Jonathan posted on Monday, December 23, 2013 - 1:33 pm
Well, the issue isn't so much that the chi-square increases. The problem is that I have a series of dummy variables. Let's say I run a model with 5 predictor variables--all of them are dichotomous, one person can only have one occupation, and every person in the sample has an occupation. x1: Manager x2: Lawyer x3: Administrative Assistant x4: Short-Order Cook x5: Engineer
I have to omit one because of multicollinearity issues, the same as in a standard regression. But if I omit Manager, the chi-square is substantially higher than if I omit Lawyer; in fact, there are five different chi-square values, and it changes depending on which variable is omitted.
I know that chi-square test for WLSMV isn't exactly the same as the ML, but I've never seen model fit statistics change depending on the omitted variable. Is there a way so that this won't happen, or a citation that I can use to say it is okay?
This is correct. The issue is specific to the WLSMV estimator. While the unrestricted model does not change, the unrestricted parameters that are fitted will change and also the weights for these parameters will change. If you use the ULSMV estimator you will get less variation in the chi-square because you will eliminate the variation in the weights, but the fit function will still be different as you change the covariates and with that the unrestricted parameters that you are using to construct a fit function of squared differences.
So again, the unrestricted H1 model is the same/equivalent, the restricted model you estimate is the same/equivalent. What changes is the estimator, because the fit function changes.
There is nothing to worry about in principle. There is no error in the estimation. The chi-square fit function will reach the same conclusion: reject or accept regardless of which covariates you choose, although the actual value can change. Typically however if the chi-square value changes a lot as you change the covariates this is an indicator of misfit of the structural model and omitted direct effects.
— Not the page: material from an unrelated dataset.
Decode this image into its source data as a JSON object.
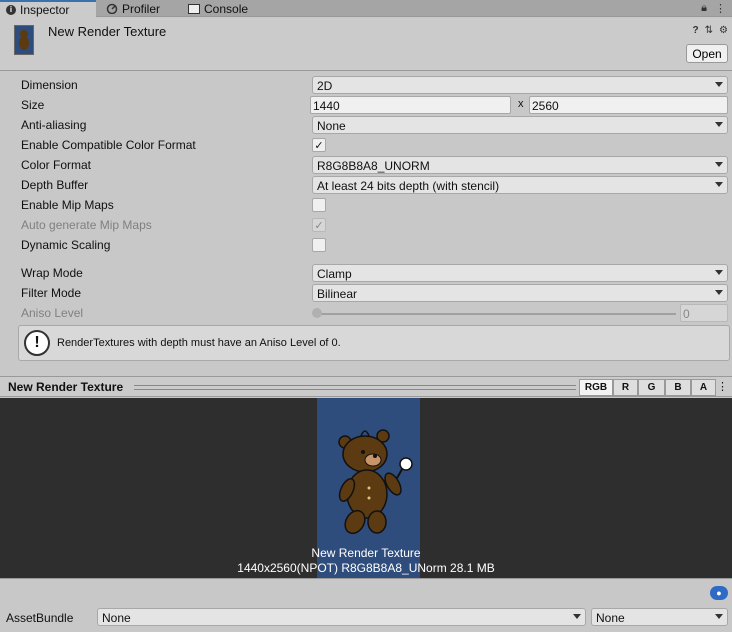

Note also that not only your chi-square changes but the actual structural model changes in non-equivalent ways (for example the loadings can change not just the means/thersholds). In principle you can choose the "best" covariates to obtain the best fitting model, but you should still examine direct effect omissions as a follow up step ... and if you do that you should approximately reach equivalent models even if you start with a different set of covariates.
A different/more elaborate approach is to use multiple groups modeling instead of the binary covariates.